A recent press release from the American Institute of Architects Chief Economist, Kermit Baker headlines: “Renovation claims 50% share of architecture firm billings for the first time.”
First time? We have plenty of evidence that renovation and restoration work, now an estimated $400 billion market for residential alone, has ALWAYS been 50% of the total construction pie. AIA’s PR release goes on to say, “reconstruction is an underappreciated segment in design and construction, partially because it’s difficult to track these projects.”
The chart below shows how renovations, rehabilitations, additions and historic preservation have been a growing share of design activity. In the past, there has been a discrepancy between what general contractors report about their construction activity and what architects report, the latter reporting more renovation activity. AIA’s economist Kermit Baker explains this: “architects are the only source I’ve seen who have a real handle on what’s going on in this area because general contractors are not engaged in these (renovation) projects. If you’re doing systems upgrade or a lighting upgrade, owners may just use a sub-contractor and bypass the general contractor. This is one of the major reasons why renovation and restorations are so underreported.”
AIA’s report goes on to tell us that total private spending on both new construction and remodeling was $1.6 trillion over the last ten years, increasing every year. What is driving renovations are adaptive use (25%); interior modernization (25%); tenant fit outs (18%); additions (10%) upgrades to the shell or systems (10%) and historic preservation (3%).
Renovation work spiked during the pandemic as restaurants and offices reconfigured for better circulation and homeowners were spending more time at home. But this is not the biggest reason for the R&R market’s growth. Nor are energy retrofits, motivated by the high cost of fuel or improving resiliency for bad weather and rising tides. These renovation activities account for 3.8% and 1.6%, respectively …of the AIA’s survey respondent’s work.
“As far as our respondents are concerned, this rebalancing of new construction versus reconstruction is a much bigger trend than the acute demands of the pandemic would suggest,” exclaims Baker. “As a country, and as design and construction industries, we’re finding that the opportunity to adapt or renovate what we already have is at least as appealing as starting anew on a site.”

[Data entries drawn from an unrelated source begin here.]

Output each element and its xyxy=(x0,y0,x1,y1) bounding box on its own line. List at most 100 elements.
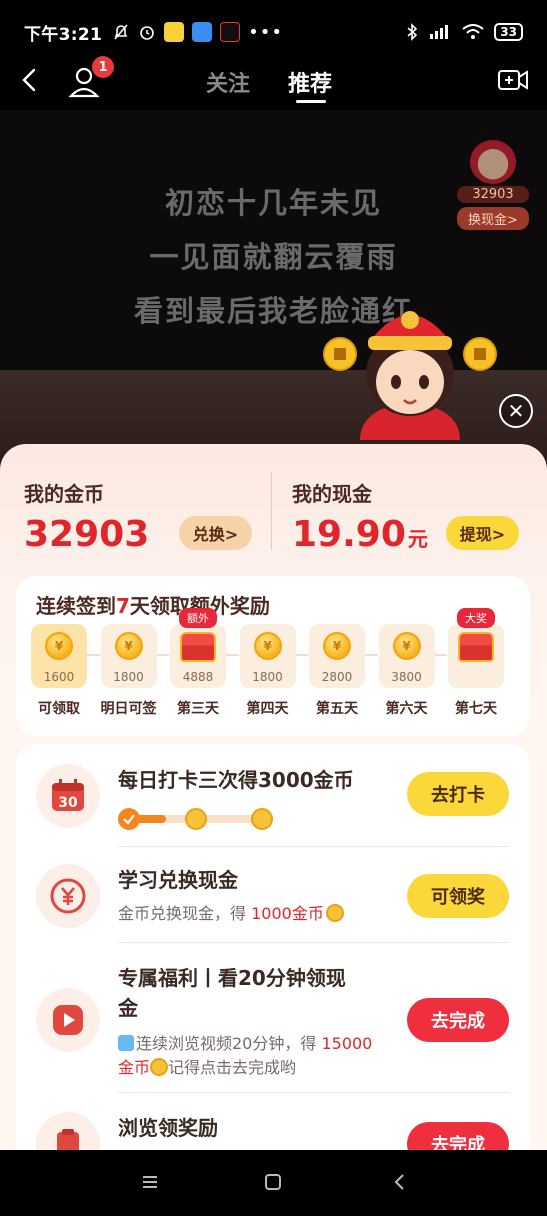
meituan-app-icon xyxy=(164,22,185,42)
signin-day[interactable]: ¥1600 可领取 xyxy=(30,624,88,718)
cash-label: 我的现金 xyxy=(292,482,372,506)
coins-label: 我的金币 xyxy=(24,482,104,506)
task-list: 30 每日打卡三次得3000金币 去打卡 学习兑换现金 金币兑换现金，得 100… xyxy=(16,744,530,1150)
coin-icon: ¥ xyxy=(392,632,421,660)
task-title: 学习兑换现金 xyxy=(118,868,238,892)
signin-day-label: 第六天 xyxy=(385,701,428,717)
mini-coin-count: 32903 xyxy=(457,186,529,203)
task-desc-text: 连续浏览视频20分钟，得 xyxy=(136,1034,322,1053)
signin-connector xyxy=(86,654,100,656)
status-time: 下午3:21 xyxy=(24,24,103,45)
mini-cash-button[interactable]: 换现金> xyxy=(457,207,529,230)
divider xyxy=(271,472,272,550)
exchange-button[interactable]: 兑换> xyxy=(179,516,252,550)
cash-value: 19.90 xyxy=(292,514,406,555)
status-bar: 下午3:21 ••• 33 xyxy=(0,0,547,64)
checkin-progress xyxy=(118,808,273,830)
signin-day-label: 第七天 xyxy=(455,701,497,717)
signin-card: 连续签到7天领取额外奖励 ¥1600 可领取 ¥1800 明日可签 4888 额外第三天 ¥… xyxy=(16,576,530,736)
home-icon[interactable] xyxy=(263,1172,283,1192)
treasure-chest-icon xyxy=(458,632,494,662)
signin-title: 连续签到7天领取额外奖励 xyxy=(36,590,270,619)
signin-day: ¥2800 第五天 xyxy=(308,624,366,718)
system-nav-bar xyxy=(0,1150,547,1216)
signin-day-amount: 2800 xyxy=(321,670,353,684)
cloud-app-icon xyxy=(192,22,213,42)
video-camera-icon[interactable] xyxy=(497,64,529,96)
back-icon[interactable] xyxy=(16,64,44,96)
back-nav-icon[interactable] xyxy=(390,1172,410,1192)
signin-day-label: 明日可签 xyxy=(100,701,157,717)
signin-days: ¥1600 可领取 ¥1800 明日可签 4888 额外 第三天 ¥1800 第四天 ¥2800 第… xyxy=(30,608,520,724)
tab-recommend[interactable]: 推荐 xyxy=(288,66,332,98)
claim-button[interactable]: 可领奖 xyxy=(407,874,509,918)
complete-button[interactable]: 去完成 xyxy=(407,1122,509,1150)
bluetooth-icon xyxy=(407,23,418,41)
signin-connector xyxy=(294,654,308,656)
calendar-icon: 30 xyxy=(36,764,100,828)
task-desc: 金币兑换现金，得 1000金币 xyxy=(118,902,344,926)
gift-icon xyxy=(118,1035,134,1051)
yuan-exchange-icon xyxy=(36,864,100,928)
mini-reward-widget[interactable]: 32903 换现金> xyxy=(457,140,529,230)
mascot-mini-icon xyxy=(470,140,516,184)
battery-indicator: 33 xyxy=(494,23,523,41)
signin-connector xyxy=(364,654,378,656)
signin-day-card: 大奖 xyxy=(448,608,504,688)
tiktok-app-icon xyxy=(220,22,241,42)
task-title: 浏览领奖励 xyxy=(118,1116,218,1140)
play-icon xyxy=(36,988,100,1052)
signin-day-card: ¥1600 xyxy=(31,624,87,688)
notification-badge: 1 xyxy=(92,56,114,78)
task-title: 每日打卡三次得3000金币 xyxy=(118,768,354,792)
signin-connector xyxy=(155,654,169,656)
task-desc-reward-unit: 金币 xyxy=(118,1058,151,1077)
coins-value: 32903 xyxy=(24,514,150,555)
signin-day-amount: 1600 xyxy=(43,670,75,684)
coin-icon: ¥ xyxy=(253,632,282,660)
signin-day-label: 第五天 xyxy=(316,701,358,717)
coin-icon: ¥ xyxy=(323,632,351,660)
calendar-icon-text: 30 xyxy=(58,795,78,811)
task-desc-reward: 15000 xyxy=(321,1034,373,1053)
signin-day-amount: 1800 xyxy=(252,670,283,684)
signin-day: ¥3800 第六天 xyxy=(378,624,436,718)
coin-icon xyxy=(325,904,344,922)
checkin-button[interactable]: 去打卡 xyxy=(407,772,509,816)
status-notification-icons: ••• xyxy=(112,22,283,43)
signin-day-amount: 4888 xyxy=(182,670,214,684)
top-nav: 1 关注 推荐 xyxy=(0,56,547,106)
signin-title-pre: 连续签到 xyxy=(36,594,116,618)
signin-day-label: 第三天 xyxy=(177,701,219,717)
fortune-god-mascot-icon xyxy=(323,311,497,440)
rewards-sheet: 我的金币 32903 兑换> 我的现金 19.90 元 提现> 连续签到7天领取额… xyxy=(0,444,547,1150)
tab-follow[interactable]: 关注 xyxy=(206,66,250,98)
complete-button[interactable]: 去完成 xyxy=(407,998,509,1042)
signin-day-card: 4888 额外 xyxy=(170,608,226,688)
signin-connector xyxy=(433,654,447,656)
signin-day: 大奖 第七天 xyxy=(447,608,505,718)
divider xyxy=(118,1092,510,1093)
signin-day: ¥1800 第四天 xyxy=(239,624,297,718)
divider xyxy=(118,942,510,943)
menu-icon[interactable] xyxy=(140,1172,160,1192)
signin-day: ¥1800 明日可签 xyxy=(100,624,158,718)
video-caption-line: 一见面就翻云覆雨 xyxy=(149,240,398,274)
signin-day-card: ¥1800 xyxy=(100,624,157,688)
withdraw-button[interactable]: 提现> xyxy=(446,516,519,550)
signal-icon xyxy=(430,25,449,39)
task-desc: 连续浏览视频20分钟，得 15000 金币 记得点击去完成哟 xyxy=(118,1032,408,1080)
more-icon: ••• xyxy=(248,21,283,43)
signin-day-card: ¥3800 xyxy=(378,624,435,688)
wifi-icon xyxy=(462,24,484,39)
signin-day-card: ¥2800 xyxy=(309,624,365,688)
cash-unit: 元 xyxy=(407,527,428,551)
task-title-cont: 金 xyxy=(118,996,138,1020)
treasure-chest-icon xyxy=(180,632,216,662)
signin-day-amount: 3800 xyxy=(391,670,422,684)
close-button[interactable]: ✕ xyxy=(499,394,533,428)
signin-day-tag: 额外 xyxy=(179,608,217,628)
signin-day-label: 可领取 xyxy=(38,701,80,717)
task-desc-reward: 1000金币 xyxy=(251,904,324,923)
coin-icon xyxy=(150,1058,169,1076)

The National Association of Home Builders' Chief Economist Robert Dietz agrees with AIA’s Kermit Baker but cites his own research and that of the U.S. Census. “Remodeling is and will the most buoyant segment of the construction industry,” Dietz told us at a recent NAHB Building Systems Council Summit in Atlanta. He said this during a housing economic forecast presentation about residential new construction which has recorded nine consecutive months of declines.
The NAHB forecast for residential remodeling shows a 13% year-over-year increase in 2021 and another 7% increase this year. In 2023, NAHB predicts 6% growth for residential remodeling, driven in large part by gains in home equity.
“We’re in the midst of a soft recession,” Dietz told us, as he lamented the Federal Reserve’s fiscal policy to raise interest rates, up now over 6%. His forecast for this year is for 981,000 new single-family housing starts, down from 1,131,000 last year. To be sure, higher interest rates make it more difficult for homebuyers to afford a mortgage, but so do rising prices for construction materials, land, government regulations and local zoning restrictions.
One of the most surprising statistics in Robert Dietz’s presentation was the number of single-family homes built for rent. Including investor funded starts, single-family home construction for rent is 4.6% of the total SF market. The multifamily construction market is up 18% in 2022 with an estimated 561,000 units this year.
A few days after I attended NAHB’s Summit in Atlanta, I read a New York Times article by Emily Badger titled, “Whatever Happened to the Starter Home?” Badger explains the disconnect between what the homebuyer market wants and what home builders build. Single family homes are getting bigger, a disproportionate number above 5,000 square feet, whereas many first-time home buyers can only afford houses under 1,500 square feet.
Badger sites the difference between homes built in the 1940s and homes built today. “Nationwide, the small, detached house has all but vanished from new construction. Only 8% of new single-family homes today are 1,400 square feet or less. In the 1940s according to Core Logic, nearly 70% of new houses were that small.”
Gone today are the starter homes of the 20th century: bungalows, shotgun homes, ramblers and split levels. “A little Levittown house, the prototypical post-war suburban starter home now sells, with a few updates for $550,000,” Badger writes. “The economics of the housing market, and the local rules that shape it, have dictated that many small homes are replaced by McMansions, or that their moderate-income residents are replaced by wealthier ones. “
Our past can inform the present. Building new houses, the old way, if zoning were to allow it, can help solve the housing affordability problem. And fixing up an affordable old house, rather than tearing it down, preserves historic character and the American dream.